アイリス 鹿猫
「セブルス・スネイプです」
神秘部の扉の前でセブルスが出した声は、奇妙に響き、冷たい石壁と床に吸い込まれた。
古びた木の扉が開き、黒髪を後ろに撫でつけた背の高い男が現れた。
男はセブルスを中へ通した。
セブルスは木の扉が気になって仕方がなかった。
見るからに海中で腐ったような断面をしているのに、軽い動きでぱたりと閉じる。
光の粉をまぶしたような表面も不思議だった。
「中へ…ここが応接室になっている」
何もない部屋だった。
あるのは食堂で使う巨大な長テーブルと椅子が13脚。
扉に近い椅子の前に、銀のゴブレットに入れた液体が湯気を上げている。
男は上座に腰掛けると、無言で手のひらを差し出し、座るように指示した。
セブルスはおもむろに椅子をひき、腰掛けた。
居心地の悪い沈黙が流れた。
何か話し出さなければならないのに、口がなくなってしまったような感覚を覚えるほど、言葉が出なかった。
無碍に却下されたジェームズとのことについて、再度願い入れるつもりだったのに、何も出てこない。

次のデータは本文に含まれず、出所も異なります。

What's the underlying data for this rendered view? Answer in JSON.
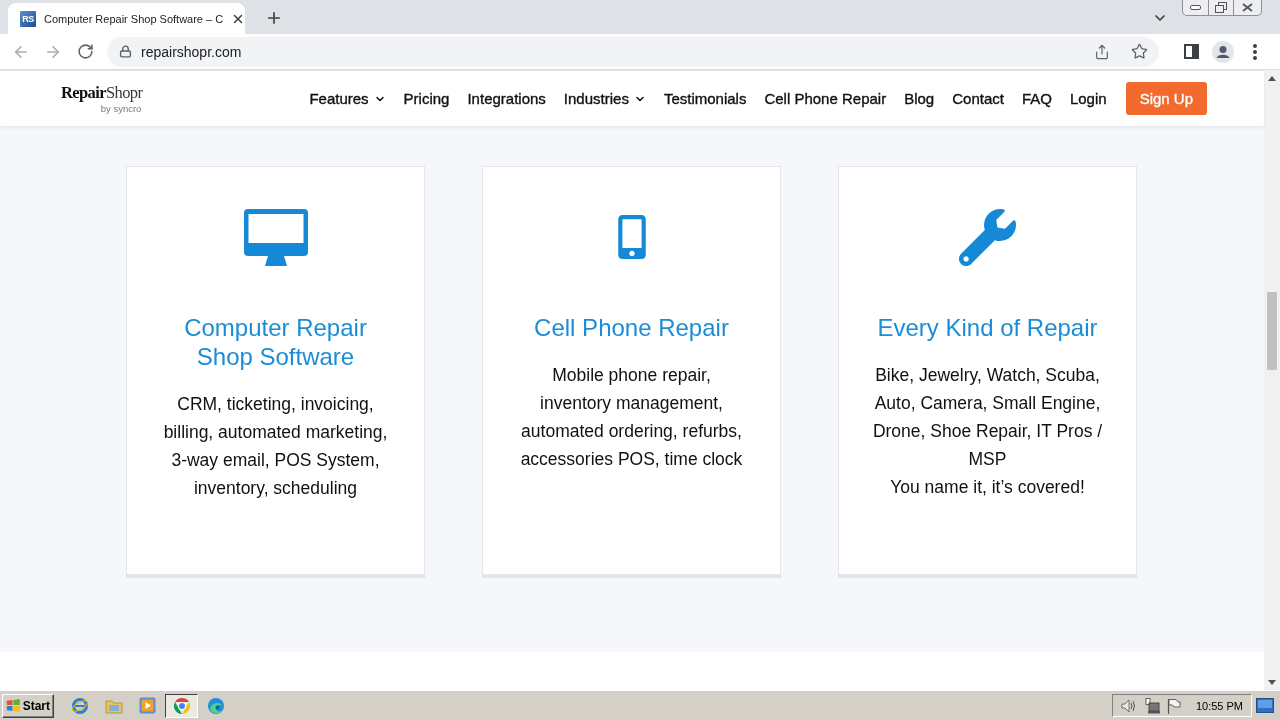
{
  "browser": {
    "tabs": [
      {
        "favicon": "RS",
        "title": "Computer Repair Shop Software – C",
        "selected": true
      }
    ],
    "nav_buttons": [
      {
        "kind": "back",
        "disabled": true
      },
      {
        "kind": "forward",
        "disabled": true
      },
      {
        "kind": "reload",
        "disabled": false
      }
    ],
    "address": {
      "url": "repairshopr.com"
    }
  },
  "site_header": {
    "logo": {
      "name": "**Repair**Shopr",
      "tagline": "by syncro"
    },
    "menu": [
      {
        "label": "Features",
        "dropdown": true
      },
      {
        "label": "Pricing",
        "dropdown": false
      },
      {
        "label": "Integrations",
        "dropdown": false
      },
      {
        "label": "Industries",
        "dropdown": true
      },
      {
        "label": "Testimonials",
        "dropdown": false
      },
      {
        "label": "Cell Phone Repair",
        "dropdown": false
      },
      {
        "label": "Blog",
        "dropdown": false
      },
      {
        "label": "Contact",
        "dropdown": false
      },
      {
        "label": "FAQ",
        "dropdown": false
      },
      {
        "label": "Login",
        "dropdown": false
      }
    ],
    "signup_button": "Sign Up"
  },
  "cards": [
    {
      "title": "Computer Repair Shop Software",
      "description": [
        "CRM, ticketing, invoicing,",
        "billing, automated marketing,",
        "3-way email, POS System,",
        "inventory, scheduling"
      ]
    },
    {
      "title": "Cell Phone Repair",
      "description": [
        "Mobile phone repair,",
        "inventory management,",
        "automated ordering, refurbs,",
        "accessories POS, time clock"
      ]
    },
    {
      "title": "Every Kind of Repair",
      "description": [
        "Bike, Jewelry, Watch, Scuba,",
        "Auto, Camera, Small Engine,",
        "Drone, Shoe Repair, IT Pros /",
        "MSP",
        "You name it, it’s covered!"
      ]
    }
  ],
  "taskbar": {
    "start_label": "Start",
    "apps": [
      {
        "kind": "ie",
        "selected": false
      },
      {
        "kind": "folder",
        "selected": false
      },
      {
        "kind": "player",
        "selected": false
      },
      {
        "kind": "chrome",
        "selected": true
      },
      {
        "kind": "edge",
        "selected": false
      }
    ],
    "clock": "10:55 PM"
  }
}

ただ自分がそこに座っていることが全てのような気さえした。
セブルスは男に気付かれないように小さく頭を振り、顔を上げ、男を見た。
男は無表情だった。
あと五分もすれば、あれが蝋人形だと思い込むことができそうな気がした。
その時、男が瞬きをし、もう一度手のひらを差し出した。
セブルスは目の前にあるゴブレットを見つめた。そしてまた男を見た。
相変わらず手のひらを差し向けている。